I've been thinking, in my own obsessive way, about Wurm, and the underlying structures of the game. Since Notch, the developer of Minecraft, was once a developer for Wurm, there's a clear connection to that as well, and it shares some underlying structures. Even with my short experience of Wurm, it's clear that the "This is game is better than Minecraft!"/"No, Minecraft is better!" discussion happens on the global chat channel at least once a day.

But they're totally different games. Now, I've not played much of Minecraft - enough to determine I could get thoroughly addicted to it, at which point I backed off. I try to keep my addictions to ones where there are other people playing. I've enough, though, to get the gist, and it provides a distinction that I haven't thought about before in sandbox games. That is: "world" sandboxes, and "building set" sandboxes.

Wurm (and EVE, to a lesser degree) fall into the "world sandbox" category here.
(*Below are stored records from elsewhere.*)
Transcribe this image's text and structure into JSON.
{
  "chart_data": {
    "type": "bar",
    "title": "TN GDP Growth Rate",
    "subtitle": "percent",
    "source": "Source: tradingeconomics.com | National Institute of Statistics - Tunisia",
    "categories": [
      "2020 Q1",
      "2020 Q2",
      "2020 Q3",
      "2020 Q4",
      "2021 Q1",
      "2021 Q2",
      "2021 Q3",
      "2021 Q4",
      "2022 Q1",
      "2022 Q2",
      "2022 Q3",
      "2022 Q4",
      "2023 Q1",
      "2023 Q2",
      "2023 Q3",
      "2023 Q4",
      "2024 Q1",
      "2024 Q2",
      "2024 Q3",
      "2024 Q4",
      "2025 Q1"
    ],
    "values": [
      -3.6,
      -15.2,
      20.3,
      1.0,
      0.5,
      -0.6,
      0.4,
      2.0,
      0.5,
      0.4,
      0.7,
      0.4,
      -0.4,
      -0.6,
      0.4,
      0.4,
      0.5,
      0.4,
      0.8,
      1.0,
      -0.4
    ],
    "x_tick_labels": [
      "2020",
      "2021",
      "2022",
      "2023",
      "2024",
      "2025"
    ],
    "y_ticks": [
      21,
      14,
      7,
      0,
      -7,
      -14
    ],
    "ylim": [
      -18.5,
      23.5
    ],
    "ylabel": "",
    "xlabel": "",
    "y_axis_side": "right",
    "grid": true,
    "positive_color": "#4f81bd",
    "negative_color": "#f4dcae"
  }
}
There's plenty you can change, but there's a fundamental setting, some bits of which are never going to really go away. In EVE, this is most prevalent in things like the gates, the NPC stations, and the asteroid belts. You can mine out a belt, but it'll come back; the political boundaries and the player-created stations are the more long-term changes. Wurm has, for example, the bigger mountains. You could mine them away entirely, but it'd take so very long that they're never really going to go anywhere. The tunnels (with underground canals for shipping, in some cases) are enormous projects, as are the "bridges" (causeways, really) that connect land areas in places. The restrictions in time and material are part of the world.

In contrast, Minecraft essentially presents you with an infinite set of building bricks, and says, have at it. Sure, it can be world-y if you want it to be, but it definitely doesn't have to be. The fellow building a 1:1 model of the Enterprise isn't really doing so in a world; he's taking the blocks and getting on with the project with those. It's Lego, as opposed to the model trains of the world settings.

So I can definitely say I'm a fan of the world sandbox games, and not so much of the building set sandbox games.